Walter Koch, head of research at Roche Molecular Diagnostics, outlined the company’s AmpliChip technology, which genotypes cytochrome P450 genes, CYP2D6 and CYP2C19, responsible for processing common drugs including beta blockers and antidepressants. Individuals may carry anywhere from 0 to 13 copies of the CYP2D6 gene, profoundly impacting metabolism of drugs such as the antipsychotic Risperidone. “In principle, physicians know to adjust the dose,” said Koch, “but translating genotype to direct physician action is not straightforward.”
Informatics and Society
The international Genographic Project is proceeding at a spectacular rate, according to IBM’s Kris Lichter. In under 12 months, more than 135,000 DNA kits have been sold — exceeding the initial five-year target of just 100,000 and raising $2 million for the legacy fund and field research. The eventual goal is to create a virtual museum of human history and share the primary data with fellow researchers.
Howard Cash, whose company Gene Codes played a major role in the DNA identification effort after 9/11, contrasted that effort with the recovery program following the South Asian 2004 Tsunami. Although the death toll was double that of Ground Zero, the casualties were more dispersed. “Somehow, it didn’t seem as bad,” said Cash. Because more entire families were lost, there were fewer reference samples.

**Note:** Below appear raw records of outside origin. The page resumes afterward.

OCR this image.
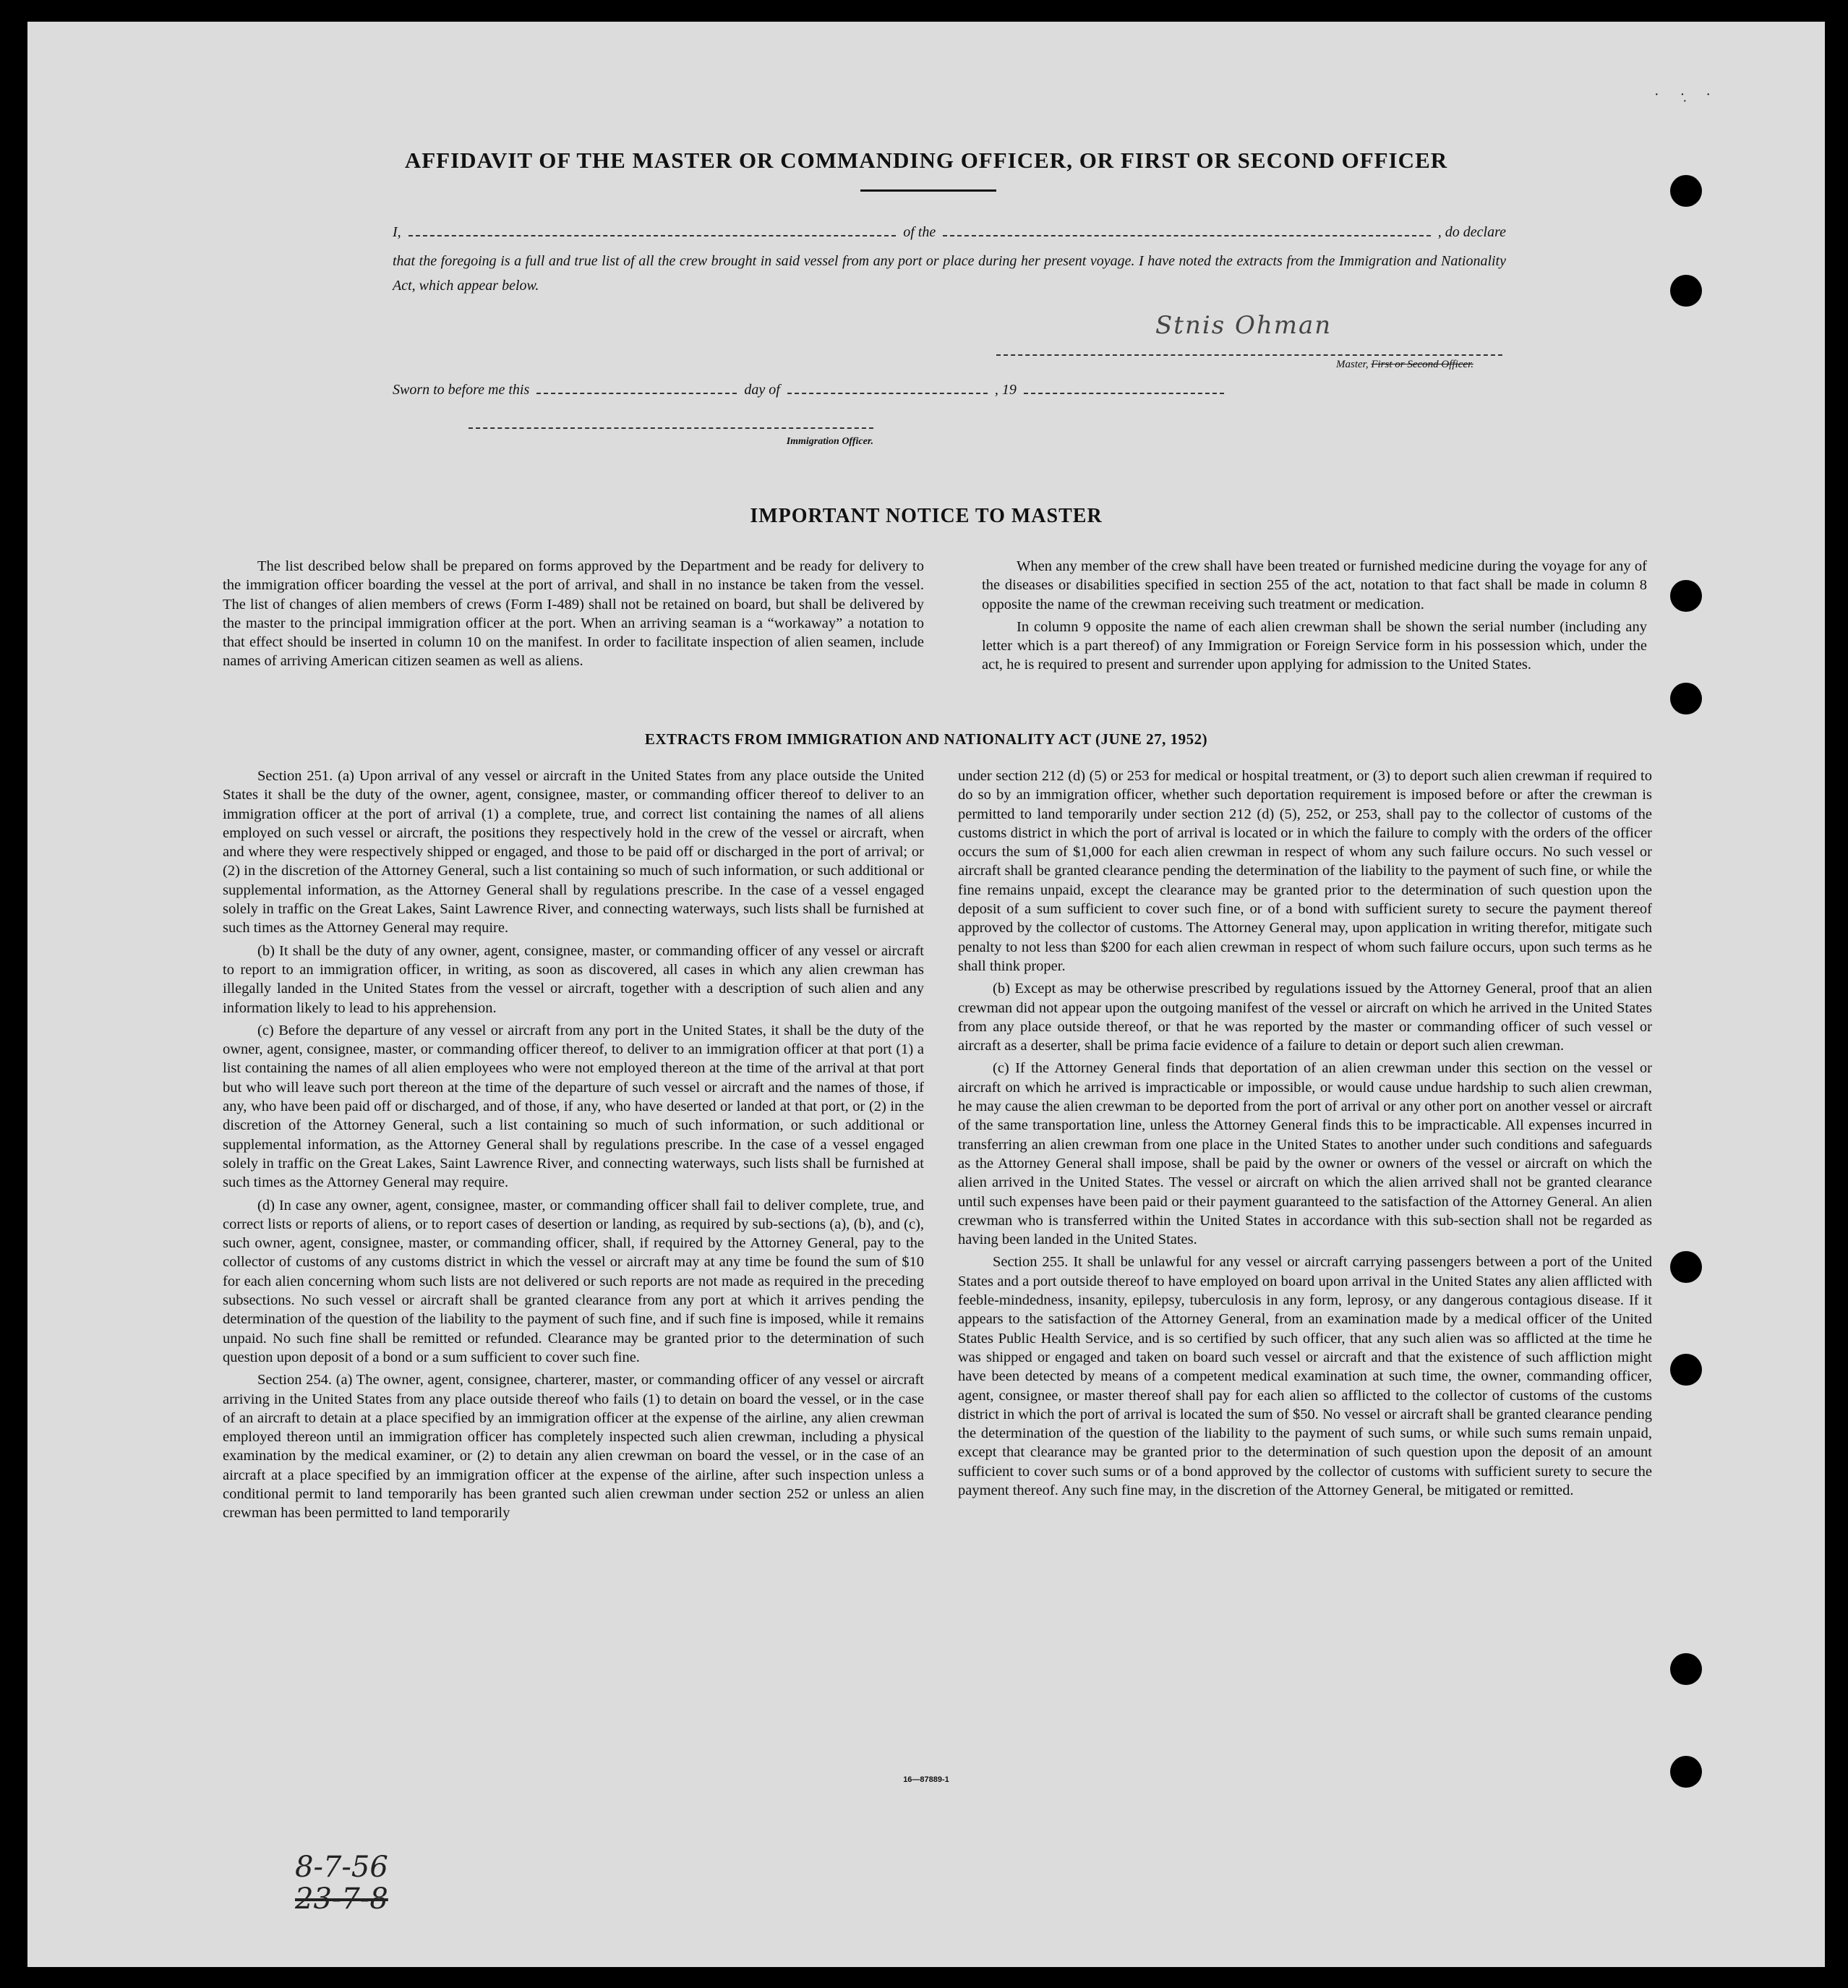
· ·̣ ·
AFFIDAVIT OF THE MASTER OR COMMANDING OFFICER, OR FIRST OR SECOND OFFICER
I,	of the	, do declare
that the foregoing is a full and true list of all the crew brought in said vessel from any port or place during her present voyage. I have noted the extracts from the Immigration and Nationality Act, which appear below.
Stnis Ohman
Master, First or Second Officer.
Sworn to before me this	day of	, 19
Immigration Officer.
IMPORTANT NOTICE TO MASTER

The list described below shall be prepared on forms approved by the Department and be ready for delivery to the immigration officer boarding the vessel at the port of arrival, and shall in no instance be taken from the vessel. The list of changes of alien members of crews (Form I-489) shall not be retained on board, but shall be delivered by the master to the principal immigration officer at the port. When an arriving seaman is a “workaway” a notation to that effect should be inserted in column 10 on the manifest. In order to facilitate inspection of alien seamen, include names of arriving American citizen seamen as well as aliens.

When any member of the crew shall have been treated or furnished medicine during the voyage for any of the diseases or disabilities specified in section 255 of the act, notation to that fact shall be made in column 8 opposite the name of the crewman receiving such treatment or medication.

In column 9 opposite the name of each alien crewman shall be shown the serial number (including any letter which is a part thereof) of any Immigration or Foreign Service form in his possession which, under the act, he is required to present and surrender upon applying for admission to the United States.

EXTRACTS FROM IMMIGRATION AND NATIONALITY ACT (JUNE 27, 1952)

Section 251. (a) Upon arrival of any vessel or aircraft in the United States from any place outside the United States it shall be the duty of the owner, agent, consignee, master, or commanding officer thereof to deliver to an immigration officer at the port of arrival (1) a complete, true, and correct list containing the names of all aliens employed on such vessel or aircraft, the positions they respectively hold in the crew of the vessel or aircraft, when and where they were respectively shipped or engaged, and those to be paid off or discharged in the port of arrival; or (2) in the discretion of the Attorney General, such a list containing so much of such information, or such additional or supplemental information, as the Attorney General shall by regulations prescribe. In the case of a vessel engaged solely in traffic on the Great Lakes, Saint Lawrence River, and connecting waterways, such lists shall be furnished at such times as the Attorney General may require.

(b) It shall be the duty of any owner, agent, consignee, master, or commanding officer of any vessel or aircraft to report to an immigration officer, in writing, as soon as discovered, all cases in which any alien crewman has illegally landed in the United States from the vessel or aircraft, together with a description of such alien and any information likely to lead to his apprehension.

(c) Before the departure of any vessel or aircraft from any port in the United States, it shall be the duty of the owner, agent, consignee, master, or commanding officer thereof, to deliver to an immigration officer at that port (1) a list containing the names of all alien employees who were not employed thereon at the time of the arrival at that port but who will leave such port thereon at the time of the departure of such vessel or aircraft and the names of those, if any, who have been paid off or discharged, and of those, if any, who have deserted or landed at that port, or (2) in the discretion of the Attorney General, such a list containing so much of such information, or such additional or supplemental information, as the Attorney General shall by regulations prescribe. In the case of a vessel engaged solely in traffic on the Great Lakes, Saint Lawrence River, and connecting waterways, such lists shall be furnished at such times as the Attorney General may require.

(d) In case any owner, agent, consignee, master, or commanding officer shall fail to deliver complete, true, and correct lists or reports of aliens, or to report cases of desertion or landing, as required by sub-sections (a), (b), and (c), such owner, agent, consignee, master, or commanding officer, shall, if required by the Attorney General, pay to the collector of customs of any customs district in which the vessel or aircraft may at any time be found the sum of $10 for each alien concerning whom such lists are not delivered or such reports are not made as required in the preceding subsections. No such vessel or aircraft shall be granted clearance from any port at which it arrives pending the determination of the question of the liability to the payment of such fine, and if such fine is imposed, while it remains unpaid. No such fine shall be remitted or refunded. Clearance may be granted prior to the determination of such question upon deposit of a bond or a sum sufficient to cover such fine.

Section 254. (a) The owner, agent, consignee, charterer, master, or commanding officer of any vessel or aircraft arriving in the United States from any place outside thereof who fails (1) to detain on board the vessel, or in the case of an aircraft to detain at a place specified by an immigration officer at the expense of the airline, any alien crewman employed thereon until an immigration officer has completely inspected such alien crewman, including a physical examination by the medical examiner, or (2) to detain any alien crewman on board the vessel, or in the case of an aircraft at a place specified by an immigration officer at the expense of the airline, after such inspection unless a conditional permit to land temporarily has been granted such alien crewman under section 252 or unless an alien crewman has been permitted to land temporarily

under section 212 (d) (5) or 253 for medical or hospital treatment, or (3) to deport such alien crewman if required to do so by an immigration officer, whether such deportation requirement is imposed before or after the crewman is permitted to land temporarily under section 212 (d) (5), 252, or 253, shall pay to the collector of customs of the customs district in which the port of arrival is located or in which the failure to comply with the orders of the officer occurs the sum of $1,000 for each alien crewman in respect of whom any such failure occurs. No such vessel or aircraft shall be granted clearance pending the determination of the liability to the payment of such fine, or while the fine remains unpaid, except the clearance may be granted prior to the determination of such question upon the deposit of a sum sufficient to cover such fine, or of a bond with sufficient surety to secure the payment thereof approved by the collector of customs. The Attorney General may, upon application in writing therefor, mitigate such penalty to not less than $200 for each alien crewman in respect of whom such failure occurs, upon such terms as he shall think proper.

(b) Except as may be otherwise prescribed by regulations issued by the Attorney General, proof that an alien crewman did not appear upon the outgoing manifest of the vessel or aircraft on which he arrived in the United States from any place outside thereof, or that he was reported by the master or commanding officer of such vessel or aircraft as a deserter, shall be prima facie evidence of a failure to detain or deport such alien crewman.

(c) If the Attorney General finds that deportation of an alien crewman under this section on the vessel or aircraft on which he arrived is impracticable or impossible, or would cause undue hardship to such alien crewman, he may cause the alien crewman to be deported from the port of arrival or any other port on another vessel or aircraft of the same transportation line, unless the Attorney General finds this to be impracticable. All expenses incurred in transferring an alien crewman from one place in the United States to another under such conditions and safeguards as the Attorney General shall impose, shall be paid by the owner or owners of the vessel or aircraft on which the alien arrived in the United States. The vessel or aircraft on which the alien arrived shall not be granted clearance until such expenses have been paid or their payment guaranteed to the satisfaction of the Attorney General. An alien crewman who is transferred within the United States in accordance with this sub-section shall not be regarded as having been landed in the United States.

Section 255. It shall be unlawful for any vessel or aircraft carrying passengers between a port of the United States and a port outside thereof to have employed on board upon arrival in the United States any alien afflicted with feeble-mindedness, insanity, epilepsy, tuberculosis in any form, leprosy, or any dangerous contagious disease. If it appears to the satisfaction of the Attorney General, from an examination made by a medical officer of the United States Public Health Service, and is so certified by such officer, that any such alien was so afflicted at the time he was shipped or engaged and taken on board such vessel or aircraft and that the existence of such affliction might have been detected by means of a competent medical examination at such time, the owner, commanding officer, agent, consignee, or master thereof shall pay for each alien so afflicted to the collector of customs of the customs district in which the port of arrival is located the sum of $50. No vessel or aircraft shall be granted clearance pending the determination of the question of the liability to the payment of such sums, or while such sums remain unpaid, except that clearance may be granted prior to the determination of such question upon the deposit of an amount sufficient to cover such sums or of a bond approved by the collector of customs with sufficient surety to secure the payment thereof. Any such fine may, in the discretion of the Attorney General, be mitigated or remitted.

16—87889-1
8-7-56
23-7-8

Fiona Murray discussed her recent analysis of the intellectual property landscape of the human genome. Her analysis suggests that 4,000 of the estimated 23,000 human genes are claimed by U.S. patents, the peak of the applications being filed in the late 1990s. Of 291 known cancer genes, fully 45 percent are patent-pending, as are 35 percent of known disease-related genes.
At the Center for Cancer Systems Biology at the Dana Farber Cancer Institute, Marc Vidal’s team is producing “a wiring diagram” for human cells — an interactome of proteins, DNA, RNA, and metabolites. Vidal says his current efforts show significant overlap with interactions gleaned from the literature, but “far from identical.” Once completed, he believes that the human interactome will reveal similar properties to the Internet and aviation network.
Finally, Glenn Rice, CEO of Bridge Pharmaceuticals, spotlighted the advantages of outsourcing preclinical research to China, where costs are one-tenth of those in the United States. “In discovery, [China] is not quite ready, but you can’t overlook brute force,” said Rice, noting the huge research talent pool emerging from China.